Turnaround Management:


Strategy/Action For Turnaround
  1. Cash Management

    Develop reliable information about the company's cash position by asking questions of employees and middle managers:
      Where are costs out of line with budget and by how much? Are purchase orders being given out or contracts signed that are not reflected in the operations and capital budget?
    • Impose stringent controls on capital and operating expenditures.
       
    • Squeeze cash out of accounts receivable, inventory and accounts payable i.e., reduce working capital, reliance on banks through hands-on receivables control.
       
    • Install bottom-up budgeting to give more people opportunities for input as well as feedback.
       
    • Prepare worst case/best case budgets using microcomputer spreadsheets; manipulate variables that affect cash, develop contingency plans for the various scenarios.
       

  2. Information Development

    Develop information bridges directly with suppliers, employees, customers, competitors, bankers, the investment community, government agencies, regulators and the media:
     
    • To determine what is really going on in the market.
    • To identify what the competitors are doing.
    • To determine whether new products or technologies are making the product line obsolete.
    • To facilitate reality checks on analyses and summaries performed by others.
    • To determine which aspects of the management process (policies, practices, values) need to be changed.

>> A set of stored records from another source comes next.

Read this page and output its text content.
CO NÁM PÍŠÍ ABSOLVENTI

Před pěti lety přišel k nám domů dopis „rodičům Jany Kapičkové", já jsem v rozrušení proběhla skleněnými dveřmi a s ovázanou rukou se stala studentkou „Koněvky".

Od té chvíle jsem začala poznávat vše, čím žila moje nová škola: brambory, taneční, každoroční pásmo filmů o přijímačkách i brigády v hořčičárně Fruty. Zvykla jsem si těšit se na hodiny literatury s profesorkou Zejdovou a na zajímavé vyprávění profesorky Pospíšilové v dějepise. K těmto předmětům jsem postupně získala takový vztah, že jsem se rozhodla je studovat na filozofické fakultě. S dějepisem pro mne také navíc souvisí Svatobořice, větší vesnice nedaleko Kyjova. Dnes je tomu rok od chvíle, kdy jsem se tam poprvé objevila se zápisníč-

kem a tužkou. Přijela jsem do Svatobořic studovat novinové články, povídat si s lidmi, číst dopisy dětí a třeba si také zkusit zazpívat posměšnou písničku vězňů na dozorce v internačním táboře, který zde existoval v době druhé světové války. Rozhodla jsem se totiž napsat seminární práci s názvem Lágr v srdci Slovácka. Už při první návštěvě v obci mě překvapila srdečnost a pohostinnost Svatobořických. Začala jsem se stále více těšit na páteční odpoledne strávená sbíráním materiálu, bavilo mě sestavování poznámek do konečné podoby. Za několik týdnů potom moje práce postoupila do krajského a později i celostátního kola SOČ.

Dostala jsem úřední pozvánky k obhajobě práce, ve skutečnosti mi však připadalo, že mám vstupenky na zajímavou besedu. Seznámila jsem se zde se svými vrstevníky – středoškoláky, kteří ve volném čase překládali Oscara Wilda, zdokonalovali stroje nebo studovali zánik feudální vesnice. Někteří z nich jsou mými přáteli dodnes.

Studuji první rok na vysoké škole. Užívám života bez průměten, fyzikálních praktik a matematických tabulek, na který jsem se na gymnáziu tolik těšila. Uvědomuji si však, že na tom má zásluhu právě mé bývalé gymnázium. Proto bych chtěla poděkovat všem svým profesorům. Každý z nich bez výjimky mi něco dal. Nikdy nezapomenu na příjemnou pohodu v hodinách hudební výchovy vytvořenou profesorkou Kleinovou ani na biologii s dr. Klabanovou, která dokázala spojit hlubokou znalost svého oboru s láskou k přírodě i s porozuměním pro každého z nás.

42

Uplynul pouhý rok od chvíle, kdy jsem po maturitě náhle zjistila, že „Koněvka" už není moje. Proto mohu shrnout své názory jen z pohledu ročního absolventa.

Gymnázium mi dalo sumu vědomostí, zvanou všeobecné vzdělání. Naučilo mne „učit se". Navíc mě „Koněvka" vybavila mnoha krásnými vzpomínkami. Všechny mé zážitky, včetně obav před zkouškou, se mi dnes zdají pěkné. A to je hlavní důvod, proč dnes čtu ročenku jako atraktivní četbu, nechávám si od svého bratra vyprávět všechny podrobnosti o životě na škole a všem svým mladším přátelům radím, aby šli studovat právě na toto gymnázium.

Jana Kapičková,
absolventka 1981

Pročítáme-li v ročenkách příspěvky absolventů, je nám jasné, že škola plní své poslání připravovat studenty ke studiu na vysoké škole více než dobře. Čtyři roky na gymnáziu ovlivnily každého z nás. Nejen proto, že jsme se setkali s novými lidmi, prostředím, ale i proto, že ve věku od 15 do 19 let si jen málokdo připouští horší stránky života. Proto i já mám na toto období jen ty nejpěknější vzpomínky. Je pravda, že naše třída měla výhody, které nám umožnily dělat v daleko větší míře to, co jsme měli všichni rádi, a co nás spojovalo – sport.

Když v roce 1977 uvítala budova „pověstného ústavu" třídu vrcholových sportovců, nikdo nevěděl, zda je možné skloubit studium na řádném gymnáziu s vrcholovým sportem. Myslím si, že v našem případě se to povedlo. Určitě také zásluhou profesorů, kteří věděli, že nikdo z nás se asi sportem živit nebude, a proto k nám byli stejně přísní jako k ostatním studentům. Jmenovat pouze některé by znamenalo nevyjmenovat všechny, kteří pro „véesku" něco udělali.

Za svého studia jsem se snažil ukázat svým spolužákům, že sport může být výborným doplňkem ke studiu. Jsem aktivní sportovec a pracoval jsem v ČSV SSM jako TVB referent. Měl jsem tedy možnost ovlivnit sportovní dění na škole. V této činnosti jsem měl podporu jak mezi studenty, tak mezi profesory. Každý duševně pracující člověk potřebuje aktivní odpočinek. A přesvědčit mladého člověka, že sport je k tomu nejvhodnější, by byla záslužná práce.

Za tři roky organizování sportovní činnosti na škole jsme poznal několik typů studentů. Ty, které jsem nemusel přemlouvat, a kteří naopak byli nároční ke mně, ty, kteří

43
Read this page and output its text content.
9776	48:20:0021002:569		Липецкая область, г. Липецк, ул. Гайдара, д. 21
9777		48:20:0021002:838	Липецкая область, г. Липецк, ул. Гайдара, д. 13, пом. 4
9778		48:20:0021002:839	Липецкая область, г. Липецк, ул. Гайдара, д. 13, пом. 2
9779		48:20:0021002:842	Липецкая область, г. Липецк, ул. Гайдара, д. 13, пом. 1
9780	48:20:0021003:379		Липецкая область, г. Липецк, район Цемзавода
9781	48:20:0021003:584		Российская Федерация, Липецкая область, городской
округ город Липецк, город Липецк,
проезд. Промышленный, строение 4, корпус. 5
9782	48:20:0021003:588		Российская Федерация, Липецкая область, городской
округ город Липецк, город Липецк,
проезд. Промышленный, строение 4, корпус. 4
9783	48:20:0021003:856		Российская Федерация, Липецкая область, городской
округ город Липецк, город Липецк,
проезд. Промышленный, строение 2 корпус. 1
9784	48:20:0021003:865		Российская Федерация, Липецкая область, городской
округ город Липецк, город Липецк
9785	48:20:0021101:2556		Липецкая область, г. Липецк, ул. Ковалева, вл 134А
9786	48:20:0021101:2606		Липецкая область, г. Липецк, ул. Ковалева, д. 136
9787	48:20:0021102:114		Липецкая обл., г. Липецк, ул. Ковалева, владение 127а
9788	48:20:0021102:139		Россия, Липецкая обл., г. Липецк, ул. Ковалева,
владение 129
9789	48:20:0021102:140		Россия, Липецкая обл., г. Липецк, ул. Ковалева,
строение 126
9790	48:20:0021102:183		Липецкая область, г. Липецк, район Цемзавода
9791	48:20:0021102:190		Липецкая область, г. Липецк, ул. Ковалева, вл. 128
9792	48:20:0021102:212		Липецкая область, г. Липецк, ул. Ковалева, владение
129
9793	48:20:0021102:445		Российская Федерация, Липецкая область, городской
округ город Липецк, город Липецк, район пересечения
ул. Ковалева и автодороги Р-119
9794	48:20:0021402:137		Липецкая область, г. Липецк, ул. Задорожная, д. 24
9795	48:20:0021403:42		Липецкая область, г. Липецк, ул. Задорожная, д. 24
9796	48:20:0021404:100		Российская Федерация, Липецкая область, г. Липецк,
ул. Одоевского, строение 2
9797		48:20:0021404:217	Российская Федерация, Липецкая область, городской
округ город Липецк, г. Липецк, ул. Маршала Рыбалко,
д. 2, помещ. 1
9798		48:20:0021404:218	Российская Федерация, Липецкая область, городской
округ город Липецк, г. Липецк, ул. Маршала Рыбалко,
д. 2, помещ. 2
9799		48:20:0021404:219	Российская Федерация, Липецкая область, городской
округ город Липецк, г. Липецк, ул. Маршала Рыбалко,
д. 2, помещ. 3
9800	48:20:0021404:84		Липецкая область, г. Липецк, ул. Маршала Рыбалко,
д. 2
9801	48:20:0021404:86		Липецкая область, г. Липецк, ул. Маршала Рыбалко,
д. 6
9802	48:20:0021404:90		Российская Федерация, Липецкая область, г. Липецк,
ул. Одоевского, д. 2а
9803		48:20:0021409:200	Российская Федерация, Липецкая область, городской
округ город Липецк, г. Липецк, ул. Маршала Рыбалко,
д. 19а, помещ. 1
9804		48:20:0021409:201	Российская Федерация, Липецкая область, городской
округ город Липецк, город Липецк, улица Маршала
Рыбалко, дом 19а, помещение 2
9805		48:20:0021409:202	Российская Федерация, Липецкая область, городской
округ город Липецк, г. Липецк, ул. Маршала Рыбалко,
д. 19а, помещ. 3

  3. Organization Structure

    Review organization structure, flatten organization chart to:
     
    • Remove layers, cut costs, streamline decision-making, improve mobility
    • See, hear and feel morale, pride of accomplishment, eagerness to succeed, creativity, energy levels, commitment to organizational goals
    • Develop an understanding of the work being done
    • Evaluate whether the work is necessary to achieve the company's objectives
    • Redefine the work to eliminate, simplify, modify and combine tasks

    Use teams, task forces and special purpose committees with cross organization membership to accomplish specific tasks and to legitimize communication channels other than those prescribed by the chain of command.

  4. Strategy Development
    • Crisis Stage:
      • Develop an action plan to focus survival efforts
      • Identify a sense of mission that pulls the enterprise along without prescribing its every action or course correction

    • Post-Crisis Stage:
      • Develop a strategic plan that matches opportunities with the company's resources and reflects management's priorities
      • Develop an operating plan that reflects the strategy and prescribes who is to do what and by when
  5. Reorganization
     
  6. Post-Reorganization
    In functioning as a leader rather than a follower, the company's best insurance for continued leadership is to employ the methods from the successful turnaround:
     
    • A finely tuned sensitivity to opportunities and problems in the business environment.
    • Comprehensive surveillance of the competition.
    • Daily attention to cash and operations details.
    • A streamlined organization in close contact with its workforce, suppliers and customers.
    • A measurement system that supports the new organization structure and the company's goals.